Trying to define the executive has not been easy and I hope you the reader can add elements of roles and responsibilities to the inexhaustible list.  Needless to say, the levels of leading, managing etc etc for the executive will no doubt be different from one organisation to another. Executives will no doubt exhibit different traits and personality types that will dictate the level to which they engage in the roles and responsibilities. The business of personality etc is beyond this article for the time being. However, the development of executives is an important task for the development of cohesive and structurally sound business, as these executives occupy cornerstone roles in almost every area of the organisation. So to end I will leave to Peter Drucker (1967) to provide a full stop to this article –

“I have called “executives” those knowledge works, managers, or individual professionals who are expected by virtue of their position or their knowledge to make decisions in the normal course of their work that have impact on the performance and results of the whole.

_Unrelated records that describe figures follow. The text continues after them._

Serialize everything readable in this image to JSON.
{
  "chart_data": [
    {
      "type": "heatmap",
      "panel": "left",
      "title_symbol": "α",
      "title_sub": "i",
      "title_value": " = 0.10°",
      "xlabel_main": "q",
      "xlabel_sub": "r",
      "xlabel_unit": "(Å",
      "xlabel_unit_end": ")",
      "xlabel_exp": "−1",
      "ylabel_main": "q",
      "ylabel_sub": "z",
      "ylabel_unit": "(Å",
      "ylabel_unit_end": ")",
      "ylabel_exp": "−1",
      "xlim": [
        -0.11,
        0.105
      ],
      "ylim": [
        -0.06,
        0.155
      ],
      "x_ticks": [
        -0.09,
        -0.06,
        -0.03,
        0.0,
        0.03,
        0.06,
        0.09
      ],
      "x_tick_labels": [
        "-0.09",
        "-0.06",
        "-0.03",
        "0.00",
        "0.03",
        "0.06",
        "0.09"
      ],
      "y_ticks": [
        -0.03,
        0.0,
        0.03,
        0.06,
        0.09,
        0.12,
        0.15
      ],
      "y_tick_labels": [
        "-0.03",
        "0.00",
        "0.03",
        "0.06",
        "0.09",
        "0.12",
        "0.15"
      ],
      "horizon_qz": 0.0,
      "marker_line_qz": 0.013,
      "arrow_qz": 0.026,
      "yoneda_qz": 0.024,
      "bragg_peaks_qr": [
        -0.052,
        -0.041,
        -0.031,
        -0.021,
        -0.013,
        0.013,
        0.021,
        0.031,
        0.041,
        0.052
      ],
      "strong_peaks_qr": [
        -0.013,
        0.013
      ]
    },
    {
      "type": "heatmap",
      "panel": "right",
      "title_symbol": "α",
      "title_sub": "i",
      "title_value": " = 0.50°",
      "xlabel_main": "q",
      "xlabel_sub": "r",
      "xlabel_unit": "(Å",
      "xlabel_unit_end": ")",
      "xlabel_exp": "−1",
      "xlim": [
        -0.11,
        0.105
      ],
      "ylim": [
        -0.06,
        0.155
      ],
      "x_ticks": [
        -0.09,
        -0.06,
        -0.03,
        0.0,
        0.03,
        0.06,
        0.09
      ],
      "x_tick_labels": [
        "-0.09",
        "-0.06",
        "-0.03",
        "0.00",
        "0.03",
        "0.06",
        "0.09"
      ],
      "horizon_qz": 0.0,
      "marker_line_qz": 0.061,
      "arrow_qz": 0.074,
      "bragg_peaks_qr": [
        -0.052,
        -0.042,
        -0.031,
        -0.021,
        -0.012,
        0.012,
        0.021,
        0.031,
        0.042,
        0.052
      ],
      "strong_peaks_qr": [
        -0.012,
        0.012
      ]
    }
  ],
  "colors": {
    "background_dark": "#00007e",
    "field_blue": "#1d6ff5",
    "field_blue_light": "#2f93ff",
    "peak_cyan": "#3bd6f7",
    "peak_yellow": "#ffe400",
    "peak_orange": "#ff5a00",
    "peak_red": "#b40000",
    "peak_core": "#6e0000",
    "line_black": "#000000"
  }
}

What few yet realize, however, is how many people there are even in the most humdrum organization of today, whether business or government agency, research lab or hospital, who have to make decisions. For the authority of knowledge is surely as legitimate as the authority of position. These decisions, moreover, are of the same kind as the decision of top management.

The most subordinate, we now know, may do the same kind of work as the president of the company or the administrator of the government agency, that is, plan, organize, integrate, motivate, and measure. His compass may be quite limited, but within his sphere, he is an executive.” Food for thought I’m sure you agree.


Drucker P.F. (1967) Leadership hall of fame: who is an executive? HarperCollins Publishers

McCrimmon, M (2012) What is an Executive?